Beulah’s House of Prayer
Cynthia A. Graham
Brick Mantel Books, July 2016
From the publisher—
Some storms bring destruction. Others bring salvation.
In 1934 the tiny town of Barmy, Oklahoma, is in desperate need of a miracle. The cows are hungry, the rain won’t fall, most of Main Street is boarded up. Young aspiring trapeze artist Sugar Watson is dumped unceremoniously into this bleak setting with little money and only one thing on her mind—escape. Beulah Clinton, a Holy Ghost preacher, has dedicated herself to helping the distressed in this ragged little wasteland, and Sugar soon finds herself thrown in with Marigold Lawford, the simple-minded widow of the richest man in town, and Homer Guppy, a boy trouble follows like dust after a wind.
Despite Sugar’s immediate distaste of Barmy, Beulah’s patience, Marigold’s kindness, and Homer’s unconditional love make her reconsider the meaning of home.
On Black Sunday, the worst dust storm in history brings with it a choice: Sugar must decide whether or not to return home, leaving the hospitality—and love—of Barmy’s inhabitants. A stunning Depression-era literary novel with a touch of magical realism, Beulah’s House of Prayer captivates until the very end.
When I first began hosting stops on blog tours, it was because I wanted to participate in the broader community of people who love books and want to spread the word. A side benefit is that I’ve been introduced to a lot of authors and books I probably wouldn’t know anything about without these tours and some of them have really blown me away. When I reviewed Cynthia A. Graham’s Beneath Still Waters back in February, I knew I’d found a real gem and I feel even more strongly about that now that I’ve read Beulah’s House of Prayer.
Once again, Ms. Graham takes us back to earlier times, to a period significant in our past, and she pulled me right into the center of this dusty town called Barmy and into the lives of a collection of people who completely stole my heart, each in his or her own way. Beulah is an elderly woman who has decided to settle in this town that she believes needs her ministry and her first “parishioner” is a boy named Homer who will go to nearly any lengths to show the town what a delinquent he can be. Homer has reasons to be the way he is, particularly considering his parentage, and it’s easy to understand and sympathize with his deep-seated pain and the way he copes. Beulah is out to save this young man before the devil wins his soul and nothing will stand in her way; Homer has no idea how this old woman is going to impact his life.

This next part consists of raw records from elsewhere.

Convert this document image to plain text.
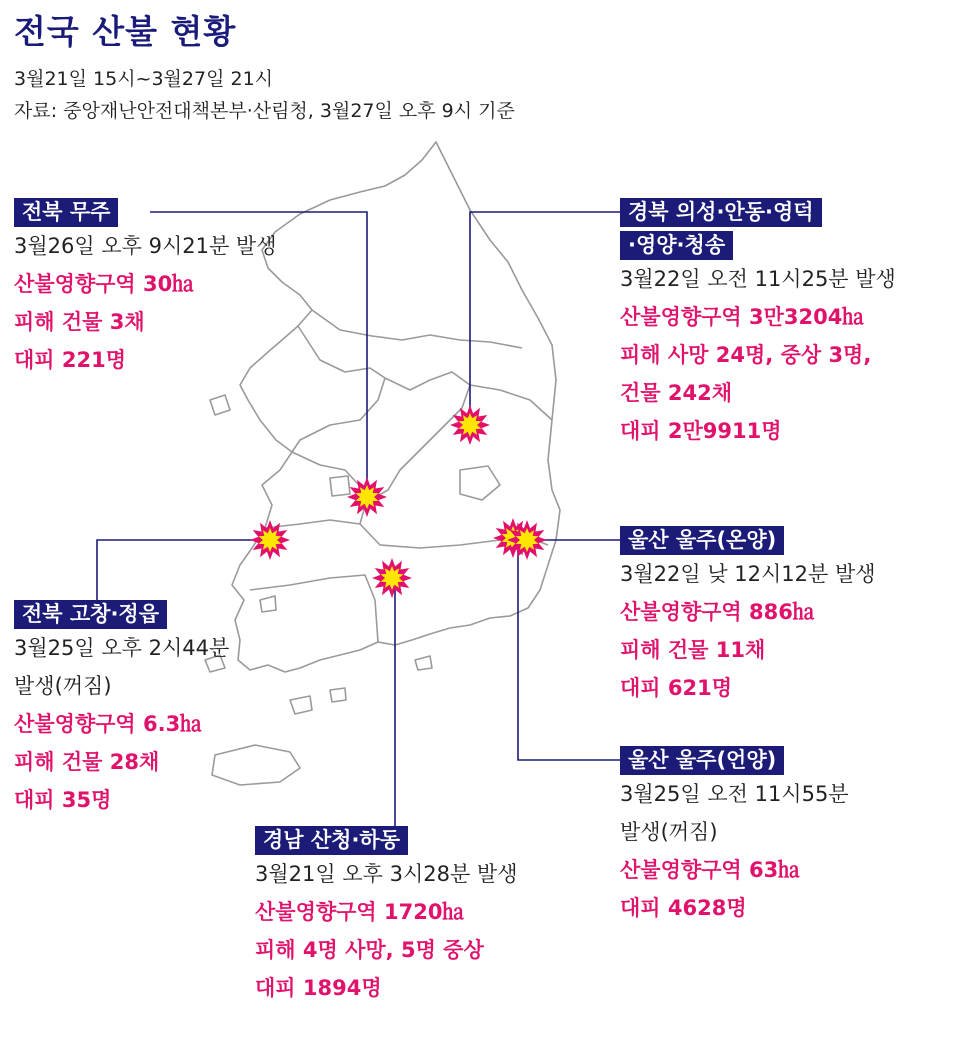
전국 산불 현황
3월21일 15시~3월27일 21시
자료: 중앙재난안전대책본부·산림청, 3월27일 오후 9시 기준
전북 무주
3월26일 오후 9시21분 발생
산불영향구역 30㏊
피해 건물 3채
대피 221명
전북 고창·정읍
3월25일 오후 2시44분
발생(꺼짐)
산불영향구역 6.3㏊
피해 건물 28채
대피 35명
경남 산청·하동
3월21일 오후 3시28분 발생
산불영향구역 1720㏊
피해 4명 사망, 5명 중상
대피 1894명
경북 의성·안동·영덕
·영양·청송
3월22일 오전 11시25분 발생
산불영향구역 3만3204㏊
피해 사망 24명, 중상 3명,
건물 242채
대피 2만9911명
울산 울주(온양)
3월22일 낮 12시12분 발생
산불영향구역 886㏊
피해 건물 11채
대피 621명
울산 울주(언양)
3월25일 오전 11시55분
발생(꺼짐)
산불영향구역 63㏊
대피 4628명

Marigold Lawford has also been trampled by life and she has her own way of getting along, mainly just by accepting the lousy hand she’s been dealt. When Beulah offers her a place to sleep. Marigold has no real options and moves in but she’s soon joined by 15-year-old Sugar Watson who’s landed in town with a few dollars and a coffin holding her circus performer father. And thus begins a story of desperation and love and redemption.

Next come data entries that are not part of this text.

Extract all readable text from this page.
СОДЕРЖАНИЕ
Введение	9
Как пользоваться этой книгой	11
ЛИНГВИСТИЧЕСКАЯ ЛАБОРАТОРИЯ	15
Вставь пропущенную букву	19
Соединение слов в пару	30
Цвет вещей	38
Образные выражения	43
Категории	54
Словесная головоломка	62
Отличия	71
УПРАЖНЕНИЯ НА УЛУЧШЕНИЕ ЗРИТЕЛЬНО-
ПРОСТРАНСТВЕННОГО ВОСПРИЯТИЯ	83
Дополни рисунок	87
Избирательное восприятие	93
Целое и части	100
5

I can’t speak highly enough of Ms. Graham and her ability to write her story and her characters with a passion that drew me in till I felt surrounded by this town and its inhabitants. In her beautiful use of language, she made me experience the dust and the overwhelming destitution as well as the hope that never quite dies, and Beulah’s House of Prayer will be joining Beneath Still Waters on my list of favorite books read in 2016. I hate that I have to wait to see what this wonderful author will offer us next 😉
Reviewed by Lelia Taylor, September 2016.

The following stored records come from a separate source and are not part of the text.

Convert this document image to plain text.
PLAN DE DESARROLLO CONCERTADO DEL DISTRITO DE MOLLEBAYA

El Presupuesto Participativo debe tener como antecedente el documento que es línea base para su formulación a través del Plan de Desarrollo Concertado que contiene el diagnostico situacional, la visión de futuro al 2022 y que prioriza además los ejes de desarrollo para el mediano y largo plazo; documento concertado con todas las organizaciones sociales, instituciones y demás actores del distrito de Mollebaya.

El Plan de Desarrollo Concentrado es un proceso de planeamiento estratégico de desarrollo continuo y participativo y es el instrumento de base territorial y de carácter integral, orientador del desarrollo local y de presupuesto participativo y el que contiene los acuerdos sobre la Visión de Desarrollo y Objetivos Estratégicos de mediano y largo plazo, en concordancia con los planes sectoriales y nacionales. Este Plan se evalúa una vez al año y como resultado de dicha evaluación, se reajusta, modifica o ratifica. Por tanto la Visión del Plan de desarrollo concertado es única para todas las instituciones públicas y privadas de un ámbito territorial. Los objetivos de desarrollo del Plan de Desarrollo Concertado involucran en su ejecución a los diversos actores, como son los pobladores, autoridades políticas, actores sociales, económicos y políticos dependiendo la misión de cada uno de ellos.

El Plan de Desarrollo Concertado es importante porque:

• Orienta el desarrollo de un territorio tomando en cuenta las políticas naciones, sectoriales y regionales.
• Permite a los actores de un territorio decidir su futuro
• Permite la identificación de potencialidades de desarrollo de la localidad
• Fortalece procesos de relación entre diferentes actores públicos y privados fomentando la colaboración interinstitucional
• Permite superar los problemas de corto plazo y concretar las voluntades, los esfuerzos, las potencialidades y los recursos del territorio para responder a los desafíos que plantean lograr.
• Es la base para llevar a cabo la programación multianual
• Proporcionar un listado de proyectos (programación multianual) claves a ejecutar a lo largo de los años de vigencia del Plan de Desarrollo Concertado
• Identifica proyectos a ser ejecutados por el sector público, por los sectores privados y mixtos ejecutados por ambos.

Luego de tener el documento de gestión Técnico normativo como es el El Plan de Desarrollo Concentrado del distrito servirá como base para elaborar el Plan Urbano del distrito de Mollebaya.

“Beulah’s House of Prayer blends the stark reality of
Steinbeck and the grace and imagery of Willa Cather
into a beautifully-rendered story of struggle and faith
in Depression and Dust Bowl era Oklahoma a place
where ‘communion is the wheat I grow and the blood
I sweat.’ Steeped in metaphor, this moving novel is at
once compelling and poetic. It is the kind of story that
often finds its way onto the big screen. One heck of a good
read!” —Dixon Hearne, author, From Tickfaw to Shongaloo
and Delta Flats: Stories in the Key of Blues and Hope
About the Author
Cynthia A. Graham is the winner of several writing awards, including a Gold IPPY and a Midwest Book Award for Beneath Still Waters, and her short stories have appeared in both university and national literary publications. She attained a B.A. in English from the Pierre Laclede Honors College at the University of Missouri in St. Louis. Cynthia is a member of the Historical Novel Society, the St. Louis Writers’ Guild, the Missouri Writers’ Guild, and Sisters in Crime. She is the author of two works of historical mystery: Beneath Still Waters and Behind Every Door. Beulah’s House of Prayer is her first foray in the land of magical realism.